Interview: Kevin Fenton on London, well being and creating more healthy locations


The capital’s passionate health chief is drawing on lessons learned during the pandemic and working to apply them across the built environment

There is arguably no one better informed about the integration of location, health and well-being in the capital than Professor Kevin Fenton, Director of the London Region of the Office for Health Improvement and Disparities and Statutory Health Adviser to the Greater London Authority.

His previous tenure at Southwark Council gave him the experience he brings to his current role. As Executive Director of Place and Wellbeing in a neighborhood undergoing significant regeneration – think Elephant & Castle and London Bridge – he has had the opportunity to explore, test and learn how the design of places impacts health and wellbeing.

When asked to share his three key takeaways from that period, he first describes the “untapped opportunities” he has unlocked within local government to integrate place and health, and describes the “dividends being generated” for all stakeholders in regeneration when local communities are connected and cohesive.

He then uses concrete examples to describe how the design of places affects the health of local residents. Access to healthy food, clean air, green and blue spaces are now recognized and accepted as determinants of health which, when unequally distributed, manifest themselves in health inequalities.

But perhaps the most knowledge has been gained through working directly with local people. “The design of places cannot happen without the input and involvement of local communities,” he says, noting that community engagement has historically been “transactional.” But if there’s a more holistic approach instead – one that respects past, present and future – new places can foster connectivity and cohesion that support health and well-being.

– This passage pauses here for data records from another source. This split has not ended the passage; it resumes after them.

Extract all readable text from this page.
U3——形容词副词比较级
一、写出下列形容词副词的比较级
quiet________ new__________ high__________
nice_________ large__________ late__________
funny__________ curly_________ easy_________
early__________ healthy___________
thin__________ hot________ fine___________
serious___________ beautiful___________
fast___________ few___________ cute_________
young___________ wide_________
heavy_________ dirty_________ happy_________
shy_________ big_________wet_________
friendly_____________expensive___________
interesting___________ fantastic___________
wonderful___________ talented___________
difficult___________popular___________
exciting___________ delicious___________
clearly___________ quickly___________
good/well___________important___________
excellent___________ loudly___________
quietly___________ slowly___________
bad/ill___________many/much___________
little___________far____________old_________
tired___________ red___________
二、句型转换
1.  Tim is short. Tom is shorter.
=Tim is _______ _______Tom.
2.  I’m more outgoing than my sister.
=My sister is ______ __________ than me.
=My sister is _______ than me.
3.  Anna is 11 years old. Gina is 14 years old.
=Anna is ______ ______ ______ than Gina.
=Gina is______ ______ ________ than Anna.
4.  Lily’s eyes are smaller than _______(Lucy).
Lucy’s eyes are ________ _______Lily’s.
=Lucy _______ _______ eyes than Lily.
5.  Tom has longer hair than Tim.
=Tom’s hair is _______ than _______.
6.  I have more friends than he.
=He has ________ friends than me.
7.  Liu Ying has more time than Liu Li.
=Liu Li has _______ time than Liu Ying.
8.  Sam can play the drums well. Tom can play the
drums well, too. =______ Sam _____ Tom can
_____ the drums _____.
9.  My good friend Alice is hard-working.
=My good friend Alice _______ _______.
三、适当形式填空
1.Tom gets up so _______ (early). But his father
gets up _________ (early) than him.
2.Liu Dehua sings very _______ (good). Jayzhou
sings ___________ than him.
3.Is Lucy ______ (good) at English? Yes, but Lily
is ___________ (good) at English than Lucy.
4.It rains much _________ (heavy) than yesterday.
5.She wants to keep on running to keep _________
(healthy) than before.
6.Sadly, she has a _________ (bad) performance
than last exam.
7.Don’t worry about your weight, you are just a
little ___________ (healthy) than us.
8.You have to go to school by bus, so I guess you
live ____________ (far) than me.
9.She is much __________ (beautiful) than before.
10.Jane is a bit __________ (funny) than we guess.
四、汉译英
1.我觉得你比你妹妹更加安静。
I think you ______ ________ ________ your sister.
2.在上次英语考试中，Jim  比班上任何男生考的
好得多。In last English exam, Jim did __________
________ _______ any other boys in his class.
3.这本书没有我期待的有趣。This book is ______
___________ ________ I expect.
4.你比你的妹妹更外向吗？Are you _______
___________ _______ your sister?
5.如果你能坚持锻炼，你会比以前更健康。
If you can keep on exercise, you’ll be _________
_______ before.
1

Fenton commends Lendlease’s work at Elephant and Castle for continually developing work programs to involve community members in every phase of the regeneration program. He acknowledges that while he was in Southwark he had limited opportunities to create the necessary structures for data collection and analysis, but hopes to be able to do so in the future Redevelopment projects throughout the capital in his town hall work.

Entering the mayoralty early in the pandemic brought with it new and unforeseen challenges and opportunities. Fenton likens this time to running a laboratory with repeated opportunities to generate hypotheses and test interventions and to collaborate with others as part of the process. He points to relationships being built between businesses, colleges and the NHS to keep Londoners healthy and safe during the Covid period and says they have had a real impact and in tackling the challenges of the post-pandemic world must be used to the full, particularly in view of the capital’s health inequalities.

During the pandemic, a Health in All Policies approach has been built into all programs in the Mayor’s Office. Fenton cites his collaboration with Transport for London as a prime example of strategies developed during the pandemic that led to broader thinking about public health. These include promoting walking and cycling within the TfL network and public messages. Indeed, the London Assembly’s announcement this week that TfL intends to provide information about public toilets within the network on the TfL app suggests that the focus has been successfully embedded.

Fenton had much to say about how national, local and private stakeholders in planning and recovery could help improve health. At the national level, he calls for legislation to support a sustainable housing stock that offers sustainability in a changing climate and in an aging society. At a local level, he wants to see buildings that integrate people with nature, with access to blue and green open spaces that support good health.

He wants developers to take a different approach to how we think about the meaning and even the concept of heritage – seeing it as a framework to integrate community experiences into what is being built something NIMBYs cite to block new developments. It forms a contrast to the health sector where community groups are seen as essential to the definition and delivery of services under the newly defined integrated systems of care, and names several things that, in his experience, have led to better engagement.

Gathering local data creates an opportunity to refine the quality and quantity of interactions between everyone involved in regeneration programs, he says, adding that community groups, which are often volunteers, appreciate help and recognition for their activities. They may be provided with resources that encourage engagement with community groups in a way that, as Fenton puts it, “is not episodic but evolves and evolves as the development process progresses.”

Dedicated engagement teams can provide event programs for local residents, reaching all ages and those at risk. Partnering with local schools to get children involved in rejuvenating their communities, and with advocacy organizations like Age UK, and providing pop-up spaces for local charities and businesses are all approaches Fenton has found effective.

As evidence of widespread recognition of the challenges of creating and maintaining healthy places, the World Health Organization, together with Bloomberg Philanthropies, cites the Partnership for Healthy Cities Summit. Sadiq Khan will host his inaugural meeting in Marchwhich will include members of the Partnership for Healthy Cities, a global network of more than 70 cities founded in 2017 dedicated to reducing non-communicable diseases and injuries.

Fenton, a thoughtful and passionate advocate for better health and promoting it in the built environment and across all policies, thinks this is an exciting initiative and an opportunity to show how London is tackling health and health equity in the post-pandemic era.